I'm checking to see if there is a better way to achieve the same goal that the percolate query does for me but with less overhead.
I have an index where each document is a product (say Acme Anvils). I want to determine if a piece of text, say a customer review, is mentioning a specific product. The way I have this currently working is that each document that represents a product has a field of type percolator
and the value for that is a match_phrase
query. Here is the index template and example document
Index Template:
PUT /_template/product-percolate-test
{
"index_patterns": [
"product-percolate-test"
],
"settings": {
"refresh_interval": "1s",
"number_of_shards": 5,
"number_of_replicas": 1,
"analysis": {
"filter": {
"english_stop": {
"type": "stop",
"stopwords": "_english_"
},
"english_stemmer": {
"type": "stemmer",
"language": "english"
},
"english_possessive_stemmer": {
"type": "stemmer",
"language": "possessive_english"
}
},
"analyzer": {
"english_search": {
"tokenizer": "standard",
"filter": [
"english_possessive_stemmer",
"lowercase",
"asciifolding",
"english_stop",
"english_stemmer"
]
},
"english_mention": {
"tokenizer": "uax_url_email",
"filter": [
"lowercase",
"asciifolding",
"english_stop"
]
}
}
}
},
"mappings": {
"dynamic": "strict",
"properties": {
"abv": {
"type": "double"
},
"name": {
"type": "text",
"fields": {
"analyzed": {
"type": "text",
"analyzer": "english_search"
}
}
},
"manufacturer": {
"type": "text",
"fields": {
"analyzed": {
"type": "text",
"analyzer": "english_search"
}
}
},
"percolator-message": {
"type": "text",
"analyzer": "english_mention"
},
"percolator-query": {
"type": "percolator"
}
}
}
}
Example Product Document
{
"_index" : "product-percolate-test",
"_type" : "_doc",
"_id" : "00c68132-19b5-488f-8ea9-ee4b5d97a996",
"_score" : 1.0,
"_source" : {
"name" : "Anvil 3000 Deluxe",
"manufacturer" : "Acme",
"percolator-query" : {
"match_phrase" : {
"percolator-message" : {
"query" : "Anvil 3000 Deluxe",
"slop" : 1
}
}
}
}
}
With this, I can run the following percolate query and get the following results:
Percolate Query
GET /product-percolate-test/_search
{
"query": {
"percolate": {
"field": "percolator-query",
"document": {
"percolator-message" : "I purchased the Anvil 3000 Deluxe from Acme about a week ago.
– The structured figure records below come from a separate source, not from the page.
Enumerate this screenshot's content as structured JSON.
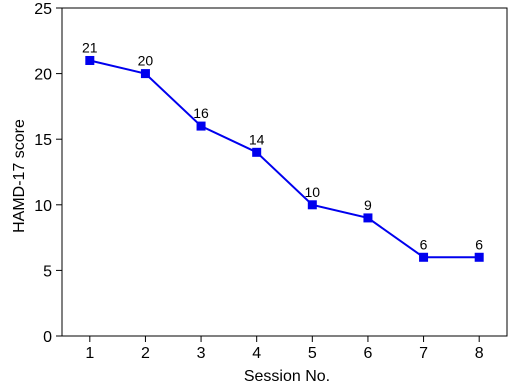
{
  "chart_data": {
    "type": "line",
    "xlabel": "Session No.",
    "ylabel": "HAMD-17 score",
    "x": [
      1,
      2,
      3,
      4,
      5,
      6,
      7,
      8
    ],
    "xlim": [
      0.5,
      8.5
    ],
    "ylim": [
      0,
      25
    ],
    "x_ticks": [
      "1",
      "2",
      "3",
      "4",
      "5",
      "6",
      "7",
      "8"
    ],
    "y_ticks": [
      "0",
      "5",
      "10",
      "15",
      "20",
      "25"
    ],
    "grid": false,
    "series": [
      {
        "values": [
          21,
          20,
          16,
          14,
          10,
          9,
          6,
          6
        ],
        "data_labels": [
          "21",
          "20",
          "16",
          "14",
          "10",
          "9",
          "6",
          "6"
        ],
        "color": "#0000ee",
        "marker": "square"
      }
    ]
  }
}
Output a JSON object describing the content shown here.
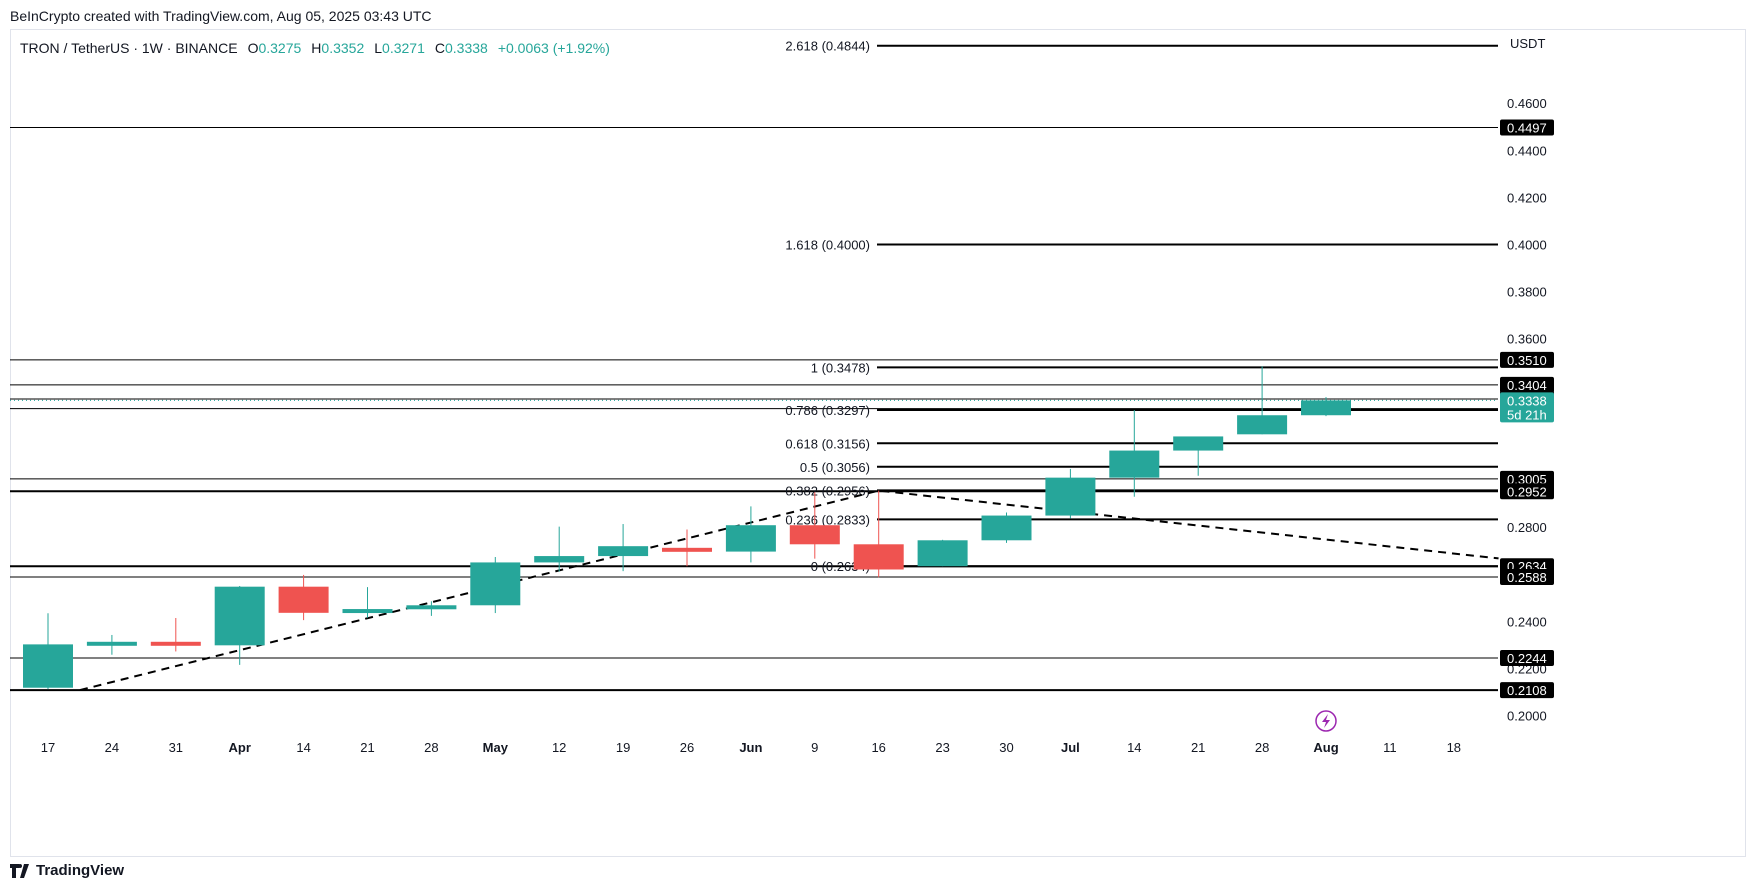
{
  "credit": "BeInCrypto created with TradingView.com, Aug 05, 2025 03:43 UTC",
  "legend": {
    "symbol": "TRON / TetherUS · 1W · BINANCE",
    "open_label": "O",
    "open": "0.3275",
    "high_label": "H",
    "high": "0.3352",
    "low_label": "L",
    "low": "0.3271",
    "close_label": "C",
    "close": "0.3338",
    "change": "+0.0063 (+1.92%)"
  },
  "currency": "USDT",
  "footer": {
    "brand": "TradingView"
  },
  "colors": {
    "up": "#26a69a",
    "down": "#ef5350",
    "line": "#000000",
    "axis_tag_bg": "#000000",
    "current_tag_bg": "#26a69a",
    "event_icon": "#9c27b0"
  },
  "chart_data": {
    "type": "candlestick",
    "title": "",
    "xlabel": "",
    "ylabel": "",
    "ylim": [
      0.19,
      0.488
    ],
    "grid": false,
    "y_ticks": [
      "0.2000",
      "0.2200",
      "0.2400",
      "0.2800",
      "0.3600",
      "0.3800",
      "0.4000",
      "0.4200",
      "0.4400",
      "0.4600"
    ],
    "x_ticks": [
      {
        "label": "17",
        "index": 0
      },
      {
        "label": "24",
        "index": 1
      },
      {
        "label": "31",
        "index": 2
      },
      {
        "label": "Apr",
        "index": 3,
        "bold": true
      },
      {
        "label": "14",
        "index": 4
      },
      {
        "label": "21",
        "index": 5
      },
      {
        "label": "28",
        "index": 6
      },
      {
        "label": "May",
        "index": 7,
        "bold": true
      },
      {
        "label": "12",
        "index": 8
      },
      {
        "label": "19",
        "index": 9
      },
      {
        "label": "26",
        "index": 10
      },
      {
        "label": "Jun",
        "index": 11,
        "bold": true
      },
      {
        "label": "9",
        "index": 12
      },
      {
        "label": "16",
        "index": 13
      },
      {
        "label": "23",
        "index": 14
      },
      {
        "label": "30",
        "index": 15
      },
      {
        "label": "Jul",
        "index": 16,
        "bold": true
      },
      {
        "label": "14",
        "index": 17
      },
      {
        "label": "21",
        "index": 18
      },
      {
        "label": "28",
        "index": 19
      },
      {
        "label": "Aug",
        "index": 20,
        "bold": true
      },
      {
        "label": "11",
        "index": 21
      },
      {
        "label": "18",
        "index": 22
      }
    ],
    "candles": [
      {
        "o": 0.2118,
        "h": 0.2434,
        "l": 0.2112,
        "c": 0.2302
      },
      {
        "o": 0.2302,
        "h": 0.2342,
        "l": 0.2258,
        "c": 0.2313
      },
      {
        "o": 0.2313,
        "h": 0.2414,
        "l": 0.2272,
        "c": 0.2298
      },
      {
        "o": 0.2298,
        "h": 0.255,
        "l": 0.2215,
        "c": 0.2547
      },
      {
        "o": 0.2547,
        "h": 0.2597,
        "l": 0.2405,
        "c": 0.2436
      },
      {
        "o": 0.2436,
        "h": 0.2545,
        "l": 0.2415,
        "c": 0.2452
      },
      {
        "o": 0.2452,
        "h": 0.2485,
        "l": 0.2423,
        "c": 0.2468
      },
      {
        "o": 0.2468,
        "h": 0.2673,
        "l": 0.2435,
        "c": 0.265
      },
      {
        "o": 0.265,
        "h": 0.2802,
        "l": 0.2611,
        "c": 0.2677
      },
      {
        "o": 0.2677,
        "h": 0.2813,
        "l": 0.2613,
        "c": 0.2719
      },
      {
        "o": 0.2712,
        "h": 0.279,
        "l": 0.2634,
        "c": 0.2696
      },
      {
        "o": 0.2696,
        "h": 0.2888,
        "l": 0.265,
        "c": 0.2808
      },
      {
        "o": 0.2808,
        "h": 0.2948,
        "l": 0.2666,
        "c": 0.2727
      },
      {
        "o": 0.2727,
        "h": 0.2955,
        "l": 0.2587,
        "c": 0.262
      },
      {
        "o": 0.2634,
        "h": 0.2746,
        "l": 0.2634,
        "c": 0.2744
      },
      {
        "o": 0.2744,
        "h": 0.2862,
        "l": 0.2733,
        "c": 0.2849
      },
      {
        "o": 0.2849,
        "h": 0.3047,
        "l": 0.2837,
        "c": 0.301
      },
      {
        "o": 0.301,
        "h": 0.3297,
        "l": 0.2929,
        "c": 0.3125
      },
      {
        "o": 0.3125,
        "h": 0.3169,
        "l": 0.3018,
        "c": 0.3185
      },
      {
        "o": 0.3194,
        "h": 0.3483,
        "l": 0.3194,
        "c": 0.3275
      },
      {
        "o": 0.3275,
        "h": 0.3352,
        "l": 0.3271,
        "c": 0.3338
      }
    ],
    "horizontal_lines": [
      {
        "value": 0.4497,
        "tag": "0.4497",
        "weight": 1
      },
      {
        "value": 0.351,
        "tag": "0.3510",
        "weight": 1
      },
      {
        "value": 0.3404,
        "tag": "0.3404",
        "weight": 1
      },
      {
        "value": 0.3344,
        "tag": "0.3344",
        "weight": 1
      },
      {
        "value": 0.3303,
        "tag": "0.3303",
        "weight": 1
      },
      {
        "value": 0.3005,
        "tag": "0.3005",
        "weight": 1
      },
      {
        "value": 0.2952,
        "tag": "0.2952",
        "weight": 2
      },
      {
        "value": 0.2634,
        "tag": "0.2634",
        "weight": 2
      },
      {
        "value": 0.2588,
        "tag": "0.2588",
        "weight": 1
      },
      {
        "value": 0.2244,
        "tag": "0.2244",
        "weight": 1
      },
      {
        "value": 0.2108,
        "tag": "0.2108",
        "weight": 2
      }
    ],
    "fib_levels": [
      {
        "label": "2.618 (0.4844)",
        "value": 0.4844
      },
      {
        "label": "1.618 (0.4000)",
        "value": 0.4
      },
      {
        "label": "1 (0.3478)",
        "value": 0.3478
      },
      {
        "label": "0.786 (0.3297)",
        "value": 0.3297
      },
      {
        "label": "0.618 (0.3156)",
        "value": 0.3156
      },
      {
        "label": "0.5 (0.3056)",
        "value": 0.3056
      },
      {
        "label": "0.382 (0.2956)",
        "value": 0.2956
      },
      {
        "label": "0.236 (0.2833)",
        "value": 0.2833
      },
      {
        "label": "0 (0.2634)",
        "value": 0.2634
      }
    ],
    "trendlines": [
      {
        "points": [
          [
            0.5,
            0.2108
          ],
          [
            13.0,
            0.2955
          ],
          [
            22.7,
            0.2667
          ]
        ]
      }
    ],
    "current_price": {
      "value": 0.3338,
      "tag": "0.3338",
      "countdown": "5d 21h"
    }
  }
}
I would not recommend this product. Although it is a good anvil, I have yet been able to successfully catch any road runners with it. It instead keeps falling on my head."
}
}
}
}
Percolate Results
{
"took" : 33,
"timed_out" : false,
"_shards" : {
"total" : 5,
"successful" : 5,
"skipped" : 0,
"failed" : 0
},
"hits" : {
"total" : {
"value" : 1,
"relation" : "eq"
},
"max_score" : 0.6538229,
"hits" : [
{
"_index" : "product-percolate-test",
"_type" : "_doc",
"_id" : "00c68132-19b5-488f-8ea9-ee4b5d97a996",
"_score" : 0.6538229,
"_source" : {
"name" : "Anvil 3000 Deluxe",
"style" : "Acme",
"percolator-query" : {
"match_phrase" : {
"percolator-message" : {
"query" : "Anvil 3000 Deluxe",
"slop" : 1
}
}
}
},
"fields" : {
"_percolator_document_slot" : [
0
]
}
}
]
}
}
Here are the issues I see with this:
- There is a percolate query for each product document and the number of documents is likely to reach into the tens-of-thousands
- The percolate query for each product document is exactly the same with the exception of the
match_phrase
query value which is always the product name - If i need to change the queries used for this, i would need to modify each document likely through a
reindex
operation
I am wondering if there is a more optimal way of achieving the same result.
Thank you